Charlie Steiner comments on What is it to solve the alignment problem?

Charlie Steiner 27 Aug 2024 16:26 UTC
9 points
2
I agree and yet I think it’s not actually that hard to make progress.
There is no canonical way to pick out human values,^[1] and yet using an AI to make clever long-term plans implicitly makes some choice. You can’t dodge choosing how to interpret humans, if you think you’re dodging it you’re just doing it in an unexamined way.
Yes, humans are bad at philosophy and are capable of making things worse rather than better by examining them. I don’t have much to say other than get good.

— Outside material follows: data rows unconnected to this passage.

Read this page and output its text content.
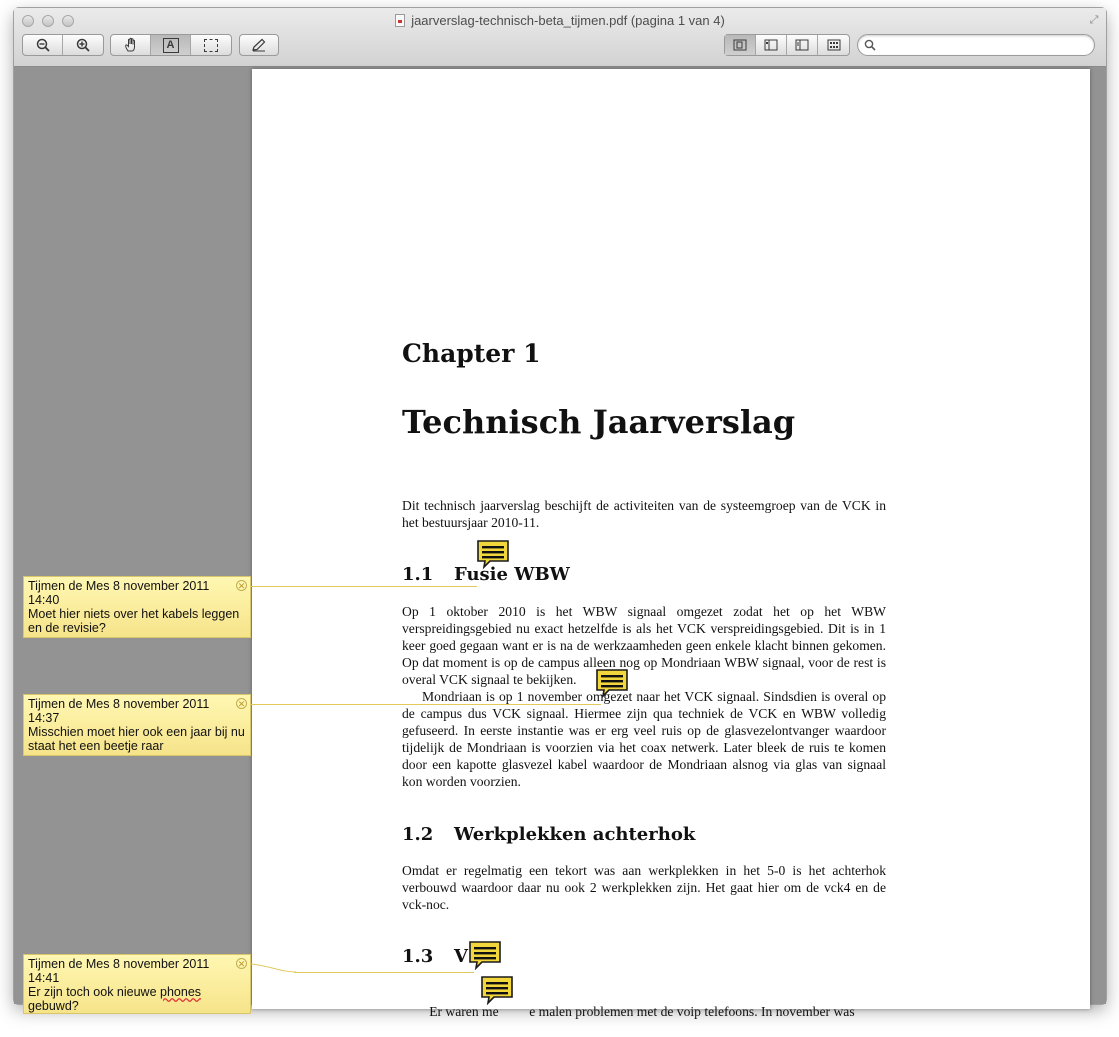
jaarverslag-technisch-beta_tijmen.pdf (pagina 1 van 4)	⤢
A
Chapter 1
Technisch Jaarverslag
Dit technisch jaarverslag beschijft de activiteiten van de systeemgroep van de VCK in het bestuursjaar 2010-11.
1.1 Fusie WBW
Op 1 oktober 2010 is het WBW signaal omgezet zodat het op het WBW verspreidingsgebied nu exact hetzelfde is als het VCK verspreidingsgebied. Dit is in 1 keer goed gegaan want er is na de werkzaamheden geen enkele klacht binnen gekomen. Op dat moment is op de campus alleen nog op Mondriaan WBW signaal, voor de rest is overal VCK signaal te bekijken.
Mondriaan is op 1 november omgezet naar het VCK signaal. Sindsdien is overal op de campus dus VCK signaal. Hiermee zijn qua techniek de VCK en WBW volledig gefuseerd. In eerste instantie was er erg veel ruis op de glasvezelontvanger waardoor tijdelijk de Mondriaan is voorzien via het coax netwerk. Later bleek de ruis te komen door een kapotte glasvezel kabel waardoor de Mondriaan alsnog via glas van signaal kon worden voorzien.
1.2 Werkplekken achterhok
Omdat er regelmatig een tekort was aan werkplekken in het 5-0 is het achterhok verbouwd waardoor daar nu ook 2 werkplekken zijn. Het gaat hier om de vck4 en de vck-noc.
1.3 V

Er waren me         e malen problemen met de voip telefoons. In november was

✕
Tijmen de Mes 8 november 2011
14:40
Moet hier niets over het kabels leggen en de revisie?
✕
Tijmen de Mes 8 november 2011
14:37
Misschien moet hier ook een jaar bij nu staat het een beetje raar
✕
Tijmen de Mes 8 november 2011
14:41
Er zijn toch ook nieuwe phones gebuwd?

Just kludging together how the AI interprets humans seems likely to lead to problems to me, especially in a possible multipolar future where there’s more incentive for people to start using AI to make clever plans to steer the world.
This absolutely means disposing of appealing notions like a unique CEV, or even an objectively best choice of AI to build, even as we make progress on developing standards for good AI to build.
1. ^
  See the Reducing Goodhart sequence for me on this, which starts sketching some ways to deal with humans not being agents.
- Seth Herd 29 Aug 2024 1:09 UTC
  2 points
  2
  Parent
  I agree and I think this is critical. The standard of getting >90% of the possible value from our lightcone, or similar, seems ridiculously high given the seemingly very real possibility of achieving zero or negative value.
  
  And it seems certain that there’s no absolute standard for achieving human values. What they are is path dependent.
  
  But we can still achieve an unimaginably good future by achieving ASI that does anything that humans roughly want.